The Long Reach of Childhood Health

Featured in print Bulletin on Aging & Health

Policy makers everywhere are interested in the health of their populations, and therefore concerned about the link between health and economic status. Whether one looks across countries, across individuals in the same country, or across time within a given country, the story is the same - being richer is associated with better health. While this link is well-established, however, the direction of causality is not. Does low economic status lead to poor health, or does poor health lead to low economic status, or both?

In Causes and Consequences of Early Life Health (NBER Working Paper 15637), researchers Anne Case and Christina Paxson focus on a specific aspect of this question: the association between childhood health and economic and health outcomes later in life.

The authors note that relatively little is known about the impact of early life health on adult labor force outcomes because there are few data sets that follow individuals from birth through adulthood. In light of this challenge, researchers have recently begun to use height as a marker of early life health and nutrition. The authors use five longitudinal data sets from the U.S. and Britain to examine the impact of height on later life outcomes.

Previous research suggests that final adult height depends on several factors, including genes, environmental conditions, and interactions of these. Differences in average heights across countries and the increase in heights in the developed world in the 20th century are believed to be due largely to environmental factors. Environmental conditions thought to affect height include prenatal factors such as maternal smoking and low birth weight, as well as early childhood exposure to poor nutrition, infections, and psychosocial stress. Some research suggests that these factors affect health throughout life.

Turning to their analysis, the authors find that height is associated with improved economic outcomes in all five of their data sets. Each additional inch of height is associated with an increase in schooling of 0.05 to 0.16 years and an increase in the probability that men work of 0.2 to 0.6 percentage points. Height affects earnings as well - using the midpoint of their estimates, moving from the 25th to 75th percentile of height is associated with an 8 percent increase in earnings.
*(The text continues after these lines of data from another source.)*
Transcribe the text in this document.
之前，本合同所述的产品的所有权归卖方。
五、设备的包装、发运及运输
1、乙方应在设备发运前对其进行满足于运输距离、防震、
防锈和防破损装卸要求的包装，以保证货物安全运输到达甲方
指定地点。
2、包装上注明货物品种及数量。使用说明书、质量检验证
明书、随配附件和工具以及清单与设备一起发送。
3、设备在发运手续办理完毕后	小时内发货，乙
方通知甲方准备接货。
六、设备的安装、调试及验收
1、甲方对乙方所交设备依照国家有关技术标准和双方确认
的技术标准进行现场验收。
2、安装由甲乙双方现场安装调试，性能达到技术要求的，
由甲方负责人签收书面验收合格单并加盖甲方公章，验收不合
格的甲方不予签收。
Height is associated with better adult health as well. Taller individuals report better overall health and fewer long-standing illnesses and are less likely to be disabled. In older adulthood, taller individuals have fewer problems with activities of daily living and are less likely to be depressed. Taller adults also perform better on cognitive tests.
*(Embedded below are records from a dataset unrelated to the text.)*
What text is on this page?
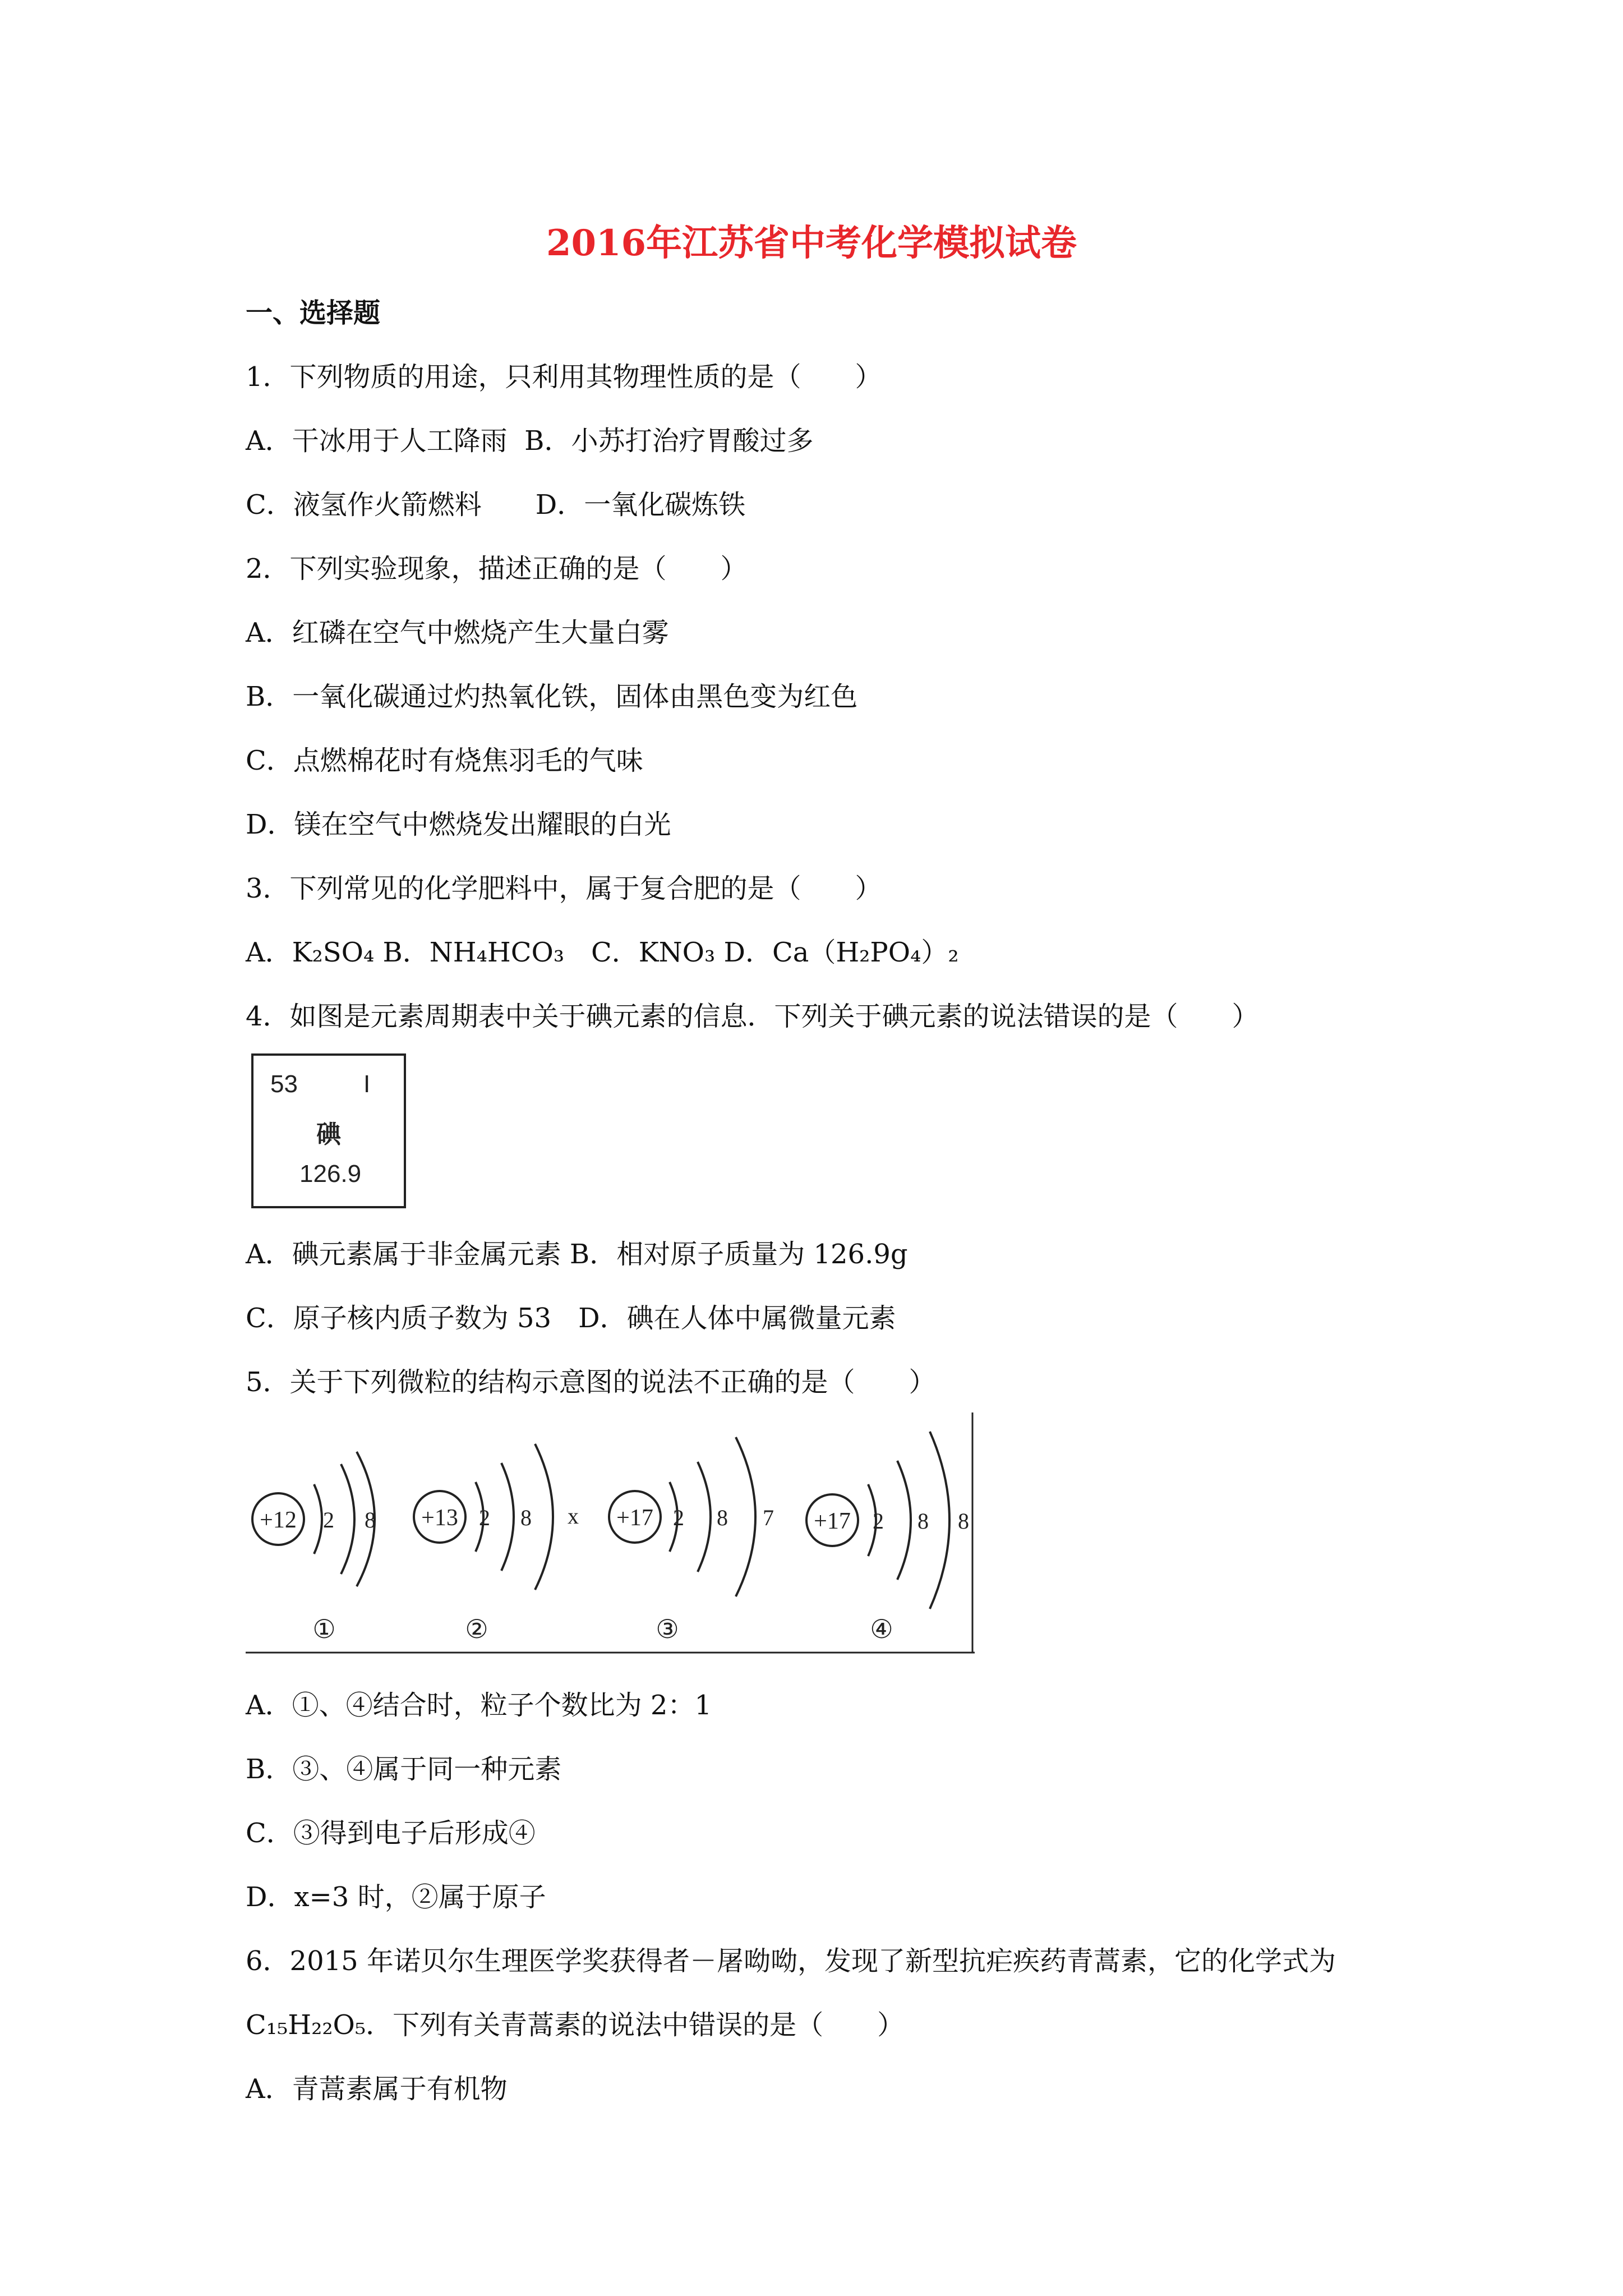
2016年江苏省中考化学模拟试卷
一、选择题
1．下列物质的用途，只利用其物理性质的是（　　）
A．干冰用于人工降雨  B．小苏打治疗胃酸过多
C．液氢作火箭燃料　　D．一氧化碳炼铁
2．下列实验现象，描述正确的是（　　）
A．红磷在空气中燃烧产生大量白雾
B．一氧化碳通过灼热氧化铁，固体由黑色变为红色
C．点燃棉花时有烧焦羽毛的气味
D．镁在空气中燃烧发出耀眼的白光
3．下列常见的化学肥料中，属于复合肥的是（　　）
A．K₂SO₄ B．NH₄HCO₃　C．KNO₃ D．Ca（H₂PO₄）₂
4．如图是元素周期表中关于碘元素的信息．下列关于碘元素的说法错误的是（　　）
53	I
碘
126.9
A．碘元素属于非金属元素 B．相对原子质量为 126.9g
C．原子核内质子数为 53　D．碘在人体中属微量元素
5．关于下列微粒的结构示意图的说法不正确的是（　　）
+12 2 8
①
+13 2 8 x
②
+17 2 8 7
③
+17 2 8 8
④
A．①、④结合时，粒子个数比为 2：1
B．③、④属于同一种元素
C．③得到电子后形成④
D．x=3 时，②属于原子
6．2015 年诺贝尔生理医学奖获得者－屠呦呦，发现了新型抗疟疾药青蒿素，它的化学式为
C₁₅H₂₂O₅．下列有关青蒿素的说法中错误的是（　　）
A．青蒿素属于有机物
Does childhood health affect adult outcomes primarily by influencing educational attainment, which then affects adult labor force and health outcomes, or does it have independent, long-run effects on these measures? To answer this, the authors re-estimate their models controlling for schooling. They find that the effects of height decline but are still significant, suggesting that childhood health has direct effects on adult outcomes.

These results underscore the importance of early childhood, but shed little light on which specific aspects of childhood are being captured by height. To explore this, the authors conduct an analysis with the National Longitudinal Survey of Youth (NLSY) and the follow-on study of children of NLSY respondents. This data set includes information on the children's educational outcomes, health during childhood, and the prenatal environment to which they were exposed. Importantly, the data set includes siblings, which allows the authors to control for genetic material and unmeasured environmental factors siblings share, so they can test whether measured differences in the environment (such as in exposure to maternal smoking) are associated with differences in outcomes.
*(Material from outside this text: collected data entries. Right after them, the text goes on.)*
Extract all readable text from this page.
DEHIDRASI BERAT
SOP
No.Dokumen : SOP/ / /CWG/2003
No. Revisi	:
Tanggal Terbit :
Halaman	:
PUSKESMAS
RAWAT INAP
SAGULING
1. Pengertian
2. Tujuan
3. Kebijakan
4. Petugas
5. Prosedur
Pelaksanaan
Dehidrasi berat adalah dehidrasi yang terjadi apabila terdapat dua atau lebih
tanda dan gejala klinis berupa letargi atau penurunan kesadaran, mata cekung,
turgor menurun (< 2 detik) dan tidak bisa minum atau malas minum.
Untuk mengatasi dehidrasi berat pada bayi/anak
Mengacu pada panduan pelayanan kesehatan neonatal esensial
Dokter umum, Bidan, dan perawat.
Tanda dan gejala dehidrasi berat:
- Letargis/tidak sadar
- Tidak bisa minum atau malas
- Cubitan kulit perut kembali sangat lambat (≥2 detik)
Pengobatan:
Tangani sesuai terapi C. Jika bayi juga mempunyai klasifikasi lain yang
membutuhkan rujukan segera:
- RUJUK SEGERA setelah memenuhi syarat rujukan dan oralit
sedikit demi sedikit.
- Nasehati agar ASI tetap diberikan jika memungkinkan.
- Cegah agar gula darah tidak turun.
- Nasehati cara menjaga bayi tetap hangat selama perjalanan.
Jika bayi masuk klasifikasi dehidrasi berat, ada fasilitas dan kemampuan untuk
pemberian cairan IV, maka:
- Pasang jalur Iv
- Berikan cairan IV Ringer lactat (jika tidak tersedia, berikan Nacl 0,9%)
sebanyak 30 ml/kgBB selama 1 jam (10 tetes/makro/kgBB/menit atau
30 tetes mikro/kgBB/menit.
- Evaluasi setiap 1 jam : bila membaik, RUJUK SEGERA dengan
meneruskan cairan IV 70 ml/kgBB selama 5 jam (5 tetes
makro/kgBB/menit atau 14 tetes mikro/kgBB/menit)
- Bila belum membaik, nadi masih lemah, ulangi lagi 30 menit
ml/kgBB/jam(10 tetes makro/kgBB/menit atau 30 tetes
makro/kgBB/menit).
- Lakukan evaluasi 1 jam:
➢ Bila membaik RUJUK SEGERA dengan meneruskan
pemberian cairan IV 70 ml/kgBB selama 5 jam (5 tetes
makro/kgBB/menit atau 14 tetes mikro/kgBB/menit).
The authors find that taller children have higher educational attainment and are more likely to be in the right grade for their age. They verify that these differences are not the result of taller children starting school earlier, nor of taller children having higher self-esteem. Rather, they are consistent with taller children having higher cognitive ability.

Finally, they explore why some children are taller than others, particularly within sibling pairs. They find that birth length and weight are positively associated with adult height. Maternal smoking and drinking affect birth length and weight, but have no independent effect on adult height. Lack of prenatal care also depresses adult height.

The authors note that understanding the long-run consequences of child health may help policy makers assess the benefits of interventions that improve child health and may be useful in making projections of trends in adult morbidity and disability. Their findings suggest "height, which reflects (in part) environmental conditions in the prenatal and early childhood periods, can be used to understand the long-run consequences of childhood health." While they caution that the environments in which children are being raised today are quite different from those experienced by the oldest individuals in their data, the fact that children born in the last two decades have poorer cognitive performance and schooling outcomes "indicate that child health is likely to remain an important determinant of health and economic status once these children reach adulthood."

The authors acknowledge funding from the Demography of Aging Center at Princeton University, funded under National Institute of Aging grant P30 AG024361.